Re: Why ARC over garbage collection?
- Subject: Re: Why ARC over garbage collection?
- From: Jens Alfke <email@hidden>
- Date: Tue, 16 Oct 2012 08:54:19 -0700
On Oct 16, 2012, at 1:29 AM, Jean-Denis MUYS <email@hidden> wrote:
>> As I said before, it’s much harder (perhaps impossible) to implement really efficient GC for native apps. It works a lot better in ‘managed’ environments like Java/C#/Smalltalk/LISP/etc.
>
> Lisp in this list is *not* a language that usually runs in a managed environment. Macintosh Common Lisp had full ephemeral GC back in the 1990's and it generated native 68k code (under Mac OS 7 back then IIRC). So does its offspring Closure.
LISP is definitely what I would call ‘managed’. It sounds like we’re just using different terminology for the same thing:
> In Lisp, you don't have pointers, and the only way to allocate memory is to "cons" (at least from the programmer perspective).
That’s exactly what I mean by ‘managed’, and I think that’s the regular definition.
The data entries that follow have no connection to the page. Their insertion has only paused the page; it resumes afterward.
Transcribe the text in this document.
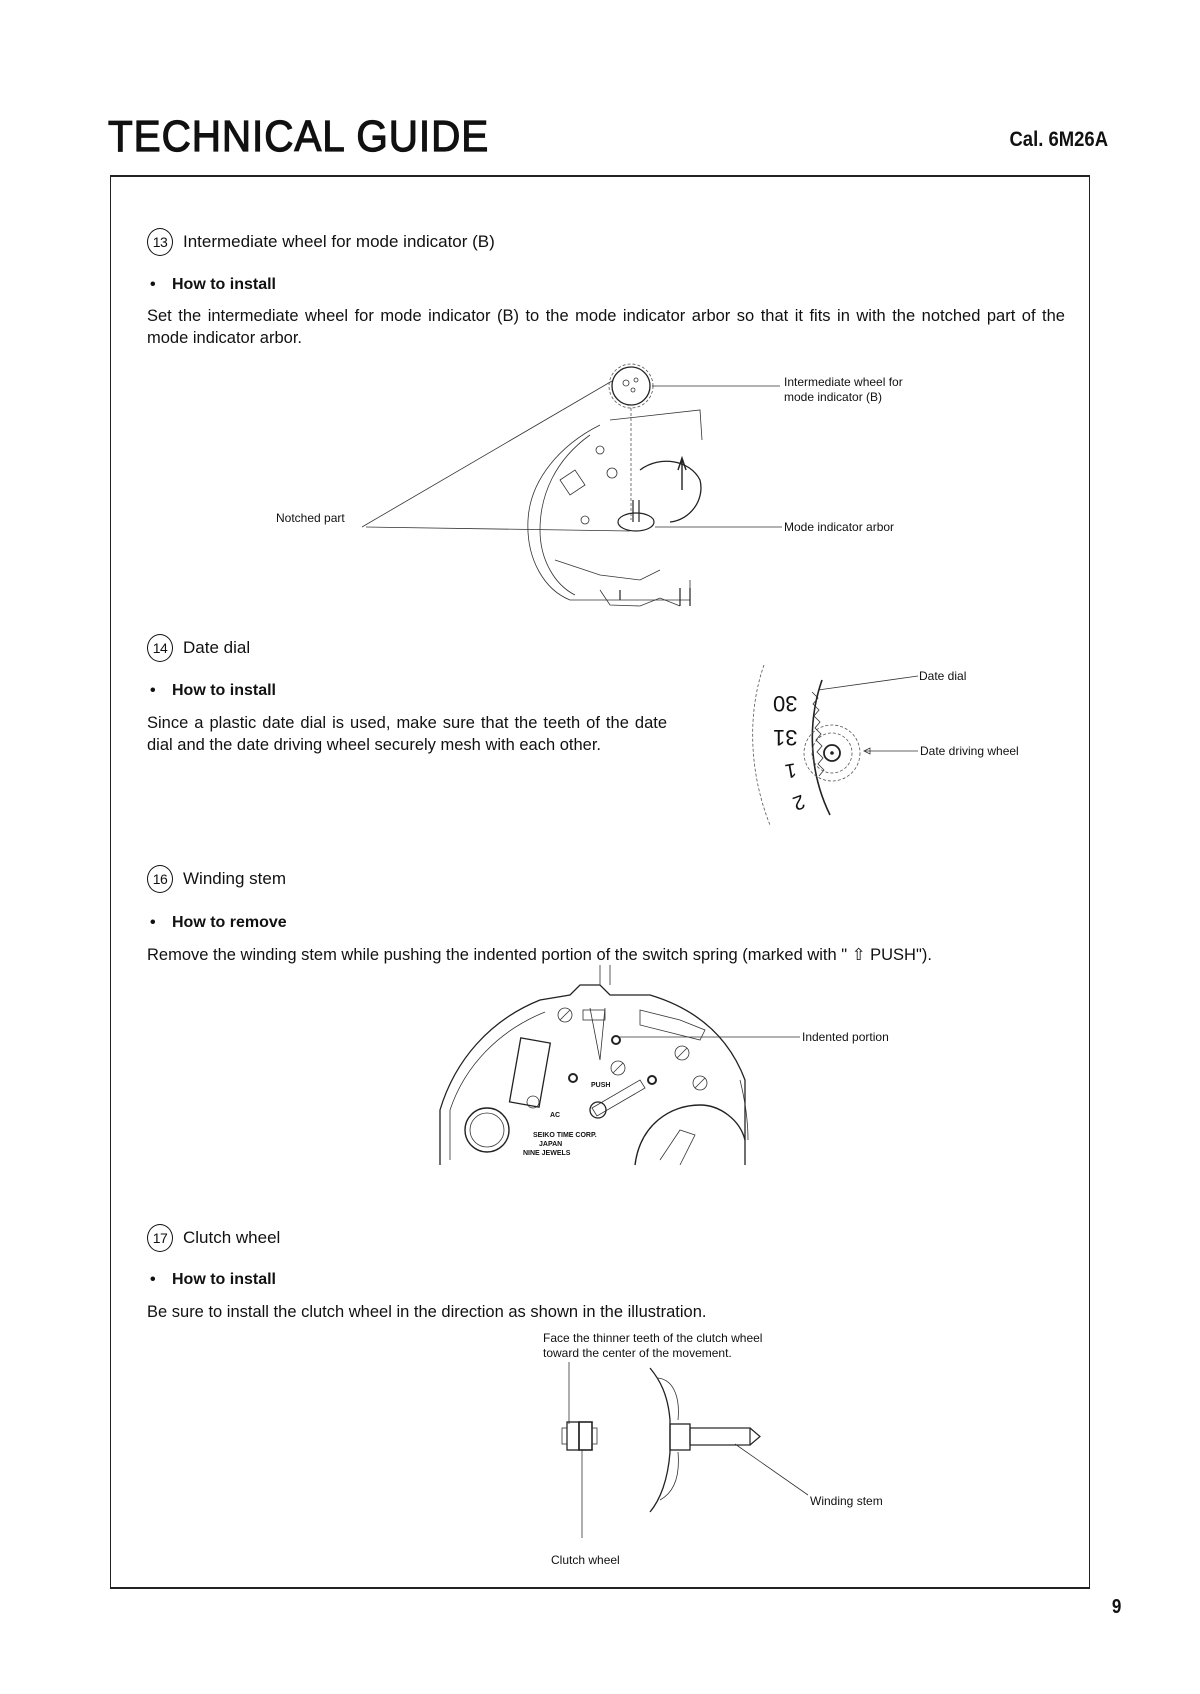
TECHNICAL GUIDE	Cal. 6M26A
13 Intermediate wheel for mode indicator (B)
• How to install
Set the intermediate wheel for mode indicator (B) to the mode indicator arbor so that it fits in with the notched part of the mode indicator arbor.
Intermediate wheel for
mode indicator (B)
Mode indicator arbor
Notched part
14 Date dial
• How to install
Since a plastic date dial is used, make sure that the teeth of the date dial and the date driving wheel securely mesh with each other.
30
31
1
2
Date dial
Date driving wheel
16 Winding stem
• How to remove
Remove the winding stem while pushing the indented portion of the switch spring (marked with " ⇧ PUSH").
PUSH
AC
SEIKO TIME CORP.
JAPAN
NINE JEWELS
Indented portion
17 Clutch wheel
• How to install
Be sure to install the clutch wheel in the direction as shown in the illustration.
Face the thinner teeth of the clutch wheel
toward the center of the movement.
Winding stem
Clutch wheel
9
The language does not have direct access to unsafe actions like arbitrary pointer access, non-garbage-collected malloc, etc. (at least not without enabling some privileged ‘unsafe’ mode.) This has nothing to do with whether or not it compiles to native code. C# has always been able to compile to native code, and Java and JavaScript are almost always translated to native at load time.
> The Lisp cons cell is particularly easy to GC
Managed environments are much easier to GC than ones where the program is manipulating memory without the GC’s knowledge.